The Center for American Progress study wisely urges PCORI to increase the share of high-impact comparative effectiveness research from 37 percent to at least 80 percent by 2016, giving priority to the areas identified by the Institute of Medicine.
PCORI may be moving cautiously because comparative effectiveness research has proved to be surprisingly controversial. Some conservatives charge that it facilitates “death panels” that would deny Americans access to certain treatments. I have always found this line of attack bizarre: Conservatives favor consumer-driven approaches to health care, but how are consumers supposed to decide what treatments are worth the cost if this type of research isn’t done?
Would private health-care companies do it?
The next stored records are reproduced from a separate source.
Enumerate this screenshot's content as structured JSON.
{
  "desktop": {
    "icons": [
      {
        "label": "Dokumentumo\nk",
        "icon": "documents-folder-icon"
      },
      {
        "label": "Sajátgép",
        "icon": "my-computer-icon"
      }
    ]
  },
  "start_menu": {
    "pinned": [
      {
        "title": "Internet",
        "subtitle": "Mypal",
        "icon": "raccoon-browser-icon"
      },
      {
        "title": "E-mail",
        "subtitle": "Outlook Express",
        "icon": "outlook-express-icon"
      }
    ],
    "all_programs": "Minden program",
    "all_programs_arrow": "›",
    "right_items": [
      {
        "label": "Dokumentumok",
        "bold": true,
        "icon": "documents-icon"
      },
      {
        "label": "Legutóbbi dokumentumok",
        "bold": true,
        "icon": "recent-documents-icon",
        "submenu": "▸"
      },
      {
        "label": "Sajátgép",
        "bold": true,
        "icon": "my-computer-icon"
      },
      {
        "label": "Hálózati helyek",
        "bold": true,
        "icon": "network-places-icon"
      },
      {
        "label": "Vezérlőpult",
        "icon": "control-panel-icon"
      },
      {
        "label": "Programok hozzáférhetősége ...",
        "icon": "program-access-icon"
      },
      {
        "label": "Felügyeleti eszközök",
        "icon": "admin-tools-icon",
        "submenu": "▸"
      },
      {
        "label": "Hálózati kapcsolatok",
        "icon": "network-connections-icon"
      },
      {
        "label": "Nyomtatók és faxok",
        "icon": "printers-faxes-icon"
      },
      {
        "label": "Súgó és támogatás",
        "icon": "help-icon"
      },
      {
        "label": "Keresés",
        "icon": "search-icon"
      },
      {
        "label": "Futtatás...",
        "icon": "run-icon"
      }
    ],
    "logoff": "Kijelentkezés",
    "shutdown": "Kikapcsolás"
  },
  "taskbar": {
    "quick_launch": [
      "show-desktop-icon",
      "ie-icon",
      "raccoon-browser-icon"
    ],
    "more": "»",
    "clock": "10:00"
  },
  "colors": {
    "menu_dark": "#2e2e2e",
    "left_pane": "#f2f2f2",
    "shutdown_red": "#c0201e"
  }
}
They have little incentive to, because the benefits would be spread widely across the population, and it would be difficult to charge fees for access to it.
A more compelling critique is that comparative effectiveness research can easily be done in such a manner as to ignore the way medical treatments can have different effects on different subsets of people. But that is no excuse to avoid the studies altogether. It is instead a caution that such research should be done carefully, taking disparate populations into account.
President Barack Obama’s advisers have indicated that the administration, aware that action is unlikely in our polarized Congress, will focus on progress that can be directed by the executive branch alone. In health care, much can be done without new legislation. The president could start by putting the Patient-Centered Outcomes Research Institute, which is an independent organization but presumably responsive to the bully pulpit, back on track.
(Peter Orszag is vice chairman of corporate and investment banking and chairman of the financial strategy and solutions group at Citigroup Inc. and a former director of the Office of Management and Budget in the Obama administration.)